Larry Davis is a senior research scientist in the Center for Language Education, Assessment, and Research (CLEAR) in the Research & Development division at ETS. He has a Ph.D. in second language studies from the University of Hawai'i, Manoa, where his dissertation work examined the effects of training and experience on rater behavior and cognition within a speaking test.
Since joining ETS in 2012, he has led several projects to develop innovative approaches for speaking assessment. A major strand of this research is the use of technology-mediated environments to assess complex speaking abilities such as pragmatics (social appropriateness) and interactional competence. This work has involved development and evaluation of face-to-face speaking tasks carried out using video conferencing technology as well development of traditional monologic speaking tasks that have been enhanced with richer context.

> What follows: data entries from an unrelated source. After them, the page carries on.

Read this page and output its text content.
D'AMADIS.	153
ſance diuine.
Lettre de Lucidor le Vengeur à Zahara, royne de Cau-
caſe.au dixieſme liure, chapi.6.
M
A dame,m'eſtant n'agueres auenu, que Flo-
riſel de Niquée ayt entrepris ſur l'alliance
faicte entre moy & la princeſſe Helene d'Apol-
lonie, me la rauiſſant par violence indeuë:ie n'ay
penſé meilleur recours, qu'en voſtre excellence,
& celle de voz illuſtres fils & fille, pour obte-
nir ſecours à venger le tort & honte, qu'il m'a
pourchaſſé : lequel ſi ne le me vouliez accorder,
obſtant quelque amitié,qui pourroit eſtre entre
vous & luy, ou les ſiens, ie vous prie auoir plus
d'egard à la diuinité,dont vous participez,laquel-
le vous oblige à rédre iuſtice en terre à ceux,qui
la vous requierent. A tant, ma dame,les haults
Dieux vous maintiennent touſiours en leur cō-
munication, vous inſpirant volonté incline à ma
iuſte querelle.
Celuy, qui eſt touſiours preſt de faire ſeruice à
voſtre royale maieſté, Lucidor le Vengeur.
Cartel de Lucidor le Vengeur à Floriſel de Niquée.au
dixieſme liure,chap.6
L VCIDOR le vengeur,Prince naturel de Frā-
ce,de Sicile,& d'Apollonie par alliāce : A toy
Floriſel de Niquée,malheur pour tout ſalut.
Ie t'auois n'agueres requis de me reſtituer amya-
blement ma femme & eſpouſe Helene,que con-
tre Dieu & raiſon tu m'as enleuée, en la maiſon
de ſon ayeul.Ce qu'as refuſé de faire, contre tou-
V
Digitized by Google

He has also consulted on the development of automated scoring of speech for use in both scoring assessments as well as providing feedback to support instruction and learning. Davis also serves on the ETS Constructed-Response Technical Advisory Committee and has collaborated in research investigating human scoring of writing and speaking.
Another major strand of Davis’s research has been the development of efficient, technology-mediated approaches to quickly and conveniently assess general language proficiency. He was part of the core team that developed the TOEFL ProPlacer® assessment, a rapid web-based test of English for placement uses. More recently, he served as the primary designer of the speaking and writing sections of the new TOEFL® Essentials™ test, an assessment of English proficiency for admissions purposes. In this role he led the design, prototyping, and piloting of new speaking and writing tasks, optimized for collecting maximal information on communicative skills while minimizing administration time and cost.
His publications include articles on rater expertise, interaction in paired speaking tests, development and use of scoring rubrics, assessment of speaking in technology-mediated environments, and the use of automated scoring technology to provide feedback on speaking.